The mean scores on the total PACIC scale and the subscales were relatively low in our sample and comparable with the scores in patients with type 2 diabetes in Denmark [
37] and patients with long-term conditions in UK [
12]; in general, lower than those reported elsewhere. Consistent with earlier studies [
12,
13], especially
follow-up/coordination activities were rated low, showing problems with floor effects, as did also the
problem solving subscale in our study. According to Glasgow and colleagues [
13], these two subscales, as well as the
goal setting scale, form the core of modern chronic care, but are seldom present in the absence of specific quality improvement efforts. Although there have been care quality improvement initiatives in primary healthcare in Finland, there were still ongoing development work to implement, specifically, the Chronic Care Model at the time when the questionnaires in this study were answered, and only in selected healthcare centers. This might explain the low scores and floor effects on the two subscales. Also, when comparing different studies it has to be kept in mind that there are two main versions of the scale. In our study, as in the original study [
13], the PACIC scale is rated from ‘almost never’ to ‘almost always’; the other main version applied, extends from ‘never’ to ‘always’. Moreover, as commented earlier [
12], the clinical significance of differences in scores is not known.
The subgroup analysis revealed significant associations between PACIC scores and demographic (gender, age, marital status) as well as clinical (duration of disease, medication, service provider) characteristics; only education was not significantly associated. However, these associations were weak (≤ 0.14) and, thus, it is possible that the statistical significance reflects the larger sample size in our study. Nevertheless, earlier findings are inconsistent, also regarding direction of associations. Accordingly, it is unclear whether the scale functions differently in different subgroups and countries or whether there are differences in care quality or expectations. It has to be kept in mind that the findings we report are from unadjusted bivariate analysis, as has mostly been the case also in earlier validation studies.
As regards convergent validity, the PACIC score was – as hypothesized and consistent with earlier studies [
12] – associated with perceived autonomy support, an established measure of quality of chronic care [
24]. Moreover, the findings showed the hypothesized relationships with continuity of care and outcome measures, thus confirming the construct validity of the PACIC scale, as well as of its Finnish translation. As there has recently been calls for revisions of the PACIC scale because of changes in chronic illness care during the last decade, for example, technological advances [
35], we suggest that another way forward might be to complement the PACIC scale with other quality indicators.
Our findings are limited by the cross-sectional nature of the study, meaning that we were not able to assess all aspects of validity and reliability of the PACIC questionnaire.

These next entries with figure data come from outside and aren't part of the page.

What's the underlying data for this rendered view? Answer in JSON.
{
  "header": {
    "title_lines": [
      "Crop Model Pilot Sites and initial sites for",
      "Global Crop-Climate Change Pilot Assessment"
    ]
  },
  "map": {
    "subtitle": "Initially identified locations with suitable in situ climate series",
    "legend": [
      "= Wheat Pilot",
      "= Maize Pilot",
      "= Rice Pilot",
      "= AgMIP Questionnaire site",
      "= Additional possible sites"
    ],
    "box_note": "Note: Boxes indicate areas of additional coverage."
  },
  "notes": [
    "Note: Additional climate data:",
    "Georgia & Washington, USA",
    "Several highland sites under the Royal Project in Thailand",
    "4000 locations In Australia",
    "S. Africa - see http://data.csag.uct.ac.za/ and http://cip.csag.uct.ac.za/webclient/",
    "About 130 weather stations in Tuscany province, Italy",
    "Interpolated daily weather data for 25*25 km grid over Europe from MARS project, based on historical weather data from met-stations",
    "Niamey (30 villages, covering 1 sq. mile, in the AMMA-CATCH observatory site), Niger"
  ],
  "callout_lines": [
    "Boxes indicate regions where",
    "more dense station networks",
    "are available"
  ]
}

Thus, we did not assess reproducibility (test-retest reliability) or responsiveness. Moreover, we did not interview patients to explore their views on, and understanding of, the translated PACIC scale and its items, though the questionnaire, including the PACIC scale, was tested in a pilot study with possibilities for patients to add comments. Still, the study has a number of strengths, including a large register-based sample of patients with type 2 diabetes, receiving care in different healthcare settings.